Direct digital synthesis of square waves...

  • Thread starter Anthony William Sloman
  • Start date
On Thursday, August 25, 2022 at 4:43:52 PM UTC+10, Ricky wrote:
On Thursday, August 25, 2022 at 12:50:47 AM UTC-4, bill....@ieee.org wrote:
On Thursday, August 25, 2022 at 1:24:55 PM UTC+10, Ricky wrote:
On Wednesday, August 24, 2022 at 10:30:13 PM UTC-4, bill....@ieee.org wrote:
On Thursday, August 25, 2022 at 6:30:11 AM UTC+10, Ricky wrote:
On Wednesday, August 24, 2022 at 10:14:05 AM UTC-4, Joe Gwinn wrote:
On Mon, 22 Aug 2022 21:53:03 -0700 (PDT), Clifford Heath <cliffor...@gmail.com> wrote:
On Tuesday, August 23, 2022 at 12:12:41 PM UTC+10, jla...@highlandsniptechnology.com wrote:
On Tue, 23 Aug 2022 11:21:00 +1000, Clifford Heath <no_...@please.net> wrote:
snip
That\'s all true in theory, but there are a lot of details to work out. How is this complexity, in any way superior to using a conventional DDS design in an FPGA with an external DAC and filter running over a 2:1 ratio, followed by an octave divider, all updatable from a single command, so completely synchronized, never producing a glitch pulse?

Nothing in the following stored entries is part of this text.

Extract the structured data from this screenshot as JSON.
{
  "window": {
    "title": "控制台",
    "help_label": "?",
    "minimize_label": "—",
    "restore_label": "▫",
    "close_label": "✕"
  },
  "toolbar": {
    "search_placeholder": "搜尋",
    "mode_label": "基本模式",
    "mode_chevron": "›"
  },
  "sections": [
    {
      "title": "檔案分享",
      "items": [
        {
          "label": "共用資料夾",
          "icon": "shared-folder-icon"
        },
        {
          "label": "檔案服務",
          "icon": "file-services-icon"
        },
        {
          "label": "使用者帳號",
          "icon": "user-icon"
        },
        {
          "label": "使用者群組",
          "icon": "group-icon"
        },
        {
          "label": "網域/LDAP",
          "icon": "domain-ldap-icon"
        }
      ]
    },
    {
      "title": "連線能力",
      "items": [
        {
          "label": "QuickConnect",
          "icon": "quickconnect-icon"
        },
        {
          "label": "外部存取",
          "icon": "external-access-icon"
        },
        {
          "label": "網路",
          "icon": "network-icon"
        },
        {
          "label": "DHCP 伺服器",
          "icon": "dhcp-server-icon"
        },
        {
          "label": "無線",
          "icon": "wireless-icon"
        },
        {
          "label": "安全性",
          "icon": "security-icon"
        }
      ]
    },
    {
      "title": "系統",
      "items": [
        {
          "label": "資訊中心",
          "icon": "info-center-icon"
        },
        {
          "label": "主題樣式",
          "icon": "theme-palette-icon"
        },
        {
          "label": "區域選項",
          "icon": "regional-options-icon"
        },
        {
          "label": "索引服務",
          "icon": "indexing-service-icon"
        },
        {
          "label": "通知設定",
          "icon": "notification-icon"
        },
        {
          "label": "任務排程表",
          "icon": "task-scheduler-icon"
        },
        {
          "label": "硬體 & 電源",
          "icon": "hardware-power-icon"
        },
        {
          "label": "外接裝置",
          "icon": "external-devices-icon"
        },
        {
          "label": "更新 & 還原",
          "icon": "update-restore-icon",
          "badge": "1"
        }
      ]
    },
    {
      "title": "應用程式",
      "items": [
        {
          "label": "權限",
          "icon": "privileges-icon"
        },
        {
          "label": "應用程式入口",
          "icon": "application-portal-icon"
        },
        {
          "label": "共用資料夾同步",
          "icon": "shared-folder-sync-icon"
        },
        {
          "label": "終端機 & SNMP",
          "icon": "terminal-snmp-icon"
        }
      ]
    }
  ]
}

Of course, if you buy an Analog Devices DDS chip, the logic is all buried in the chip, so you don\'t have to buy or program the FPGA.

The reason that John Larkin isn\'t doing that does seem to be that the Analog Devices DDS chips are expensive, and an FPGA and a DAC to do the same job are cheaper (and harder to copy and look more like an original design). Once you\'ve got to that point, it may be worth thinking about using the same components in a slightly different way, which is what circuit designers do.

It also does not meet all his requirements, which is to produce pulses without glitches when retuned. By implementing the DDS in the FPGA, the DDS and the octave divider can be reprogrammed on the same clock cycle, making a glitchless transition.

Have you any idea how the Analog Devices chips work? Or what\'s being asked for? The Analog Devices part produce a continuous signal through a frequency transition so one transition is going to be in the wrong place in terms of either frequency regime, but that\'s inevitable, unless you make the transition on an output clock edge. which would take work.

There may be one issue to work out. The DDS will be running from the master clock. The octave divider will be running on the DDS output clock. So the octave threshold setting update will, by definition, not be perfectly synchronous with the DDS update. So this might need a bit of thought to make sure there are no glitches during a rate transition.

The trapezium ramp scheme wouldn\'t need an \"octave divider\" so it wouldn\'t have that problem.

The \"trapezium\" scheme has the problem that it isn\'t designed and may have other problems.

Of course it isn\'t designed. I\'m not going to put it into production, and John Larkin wouldn\'t pay me money to design it for him.

The detailed design phase is where you find and sort out a whole lot of - hopefully - minor problems. Back when I was getting paid to do that kind of work I was pretty good at it, but that\'s a long time ago. What I\'ve spelled out here strikes me as good beginning, but John Larkin may have some particularly rabid customer to satisfy, and he hasn\'t been all that forth-coming about the end application.

A lot of the point of having this kind of early stage design is to clarify what\'s going on and what needs to go on.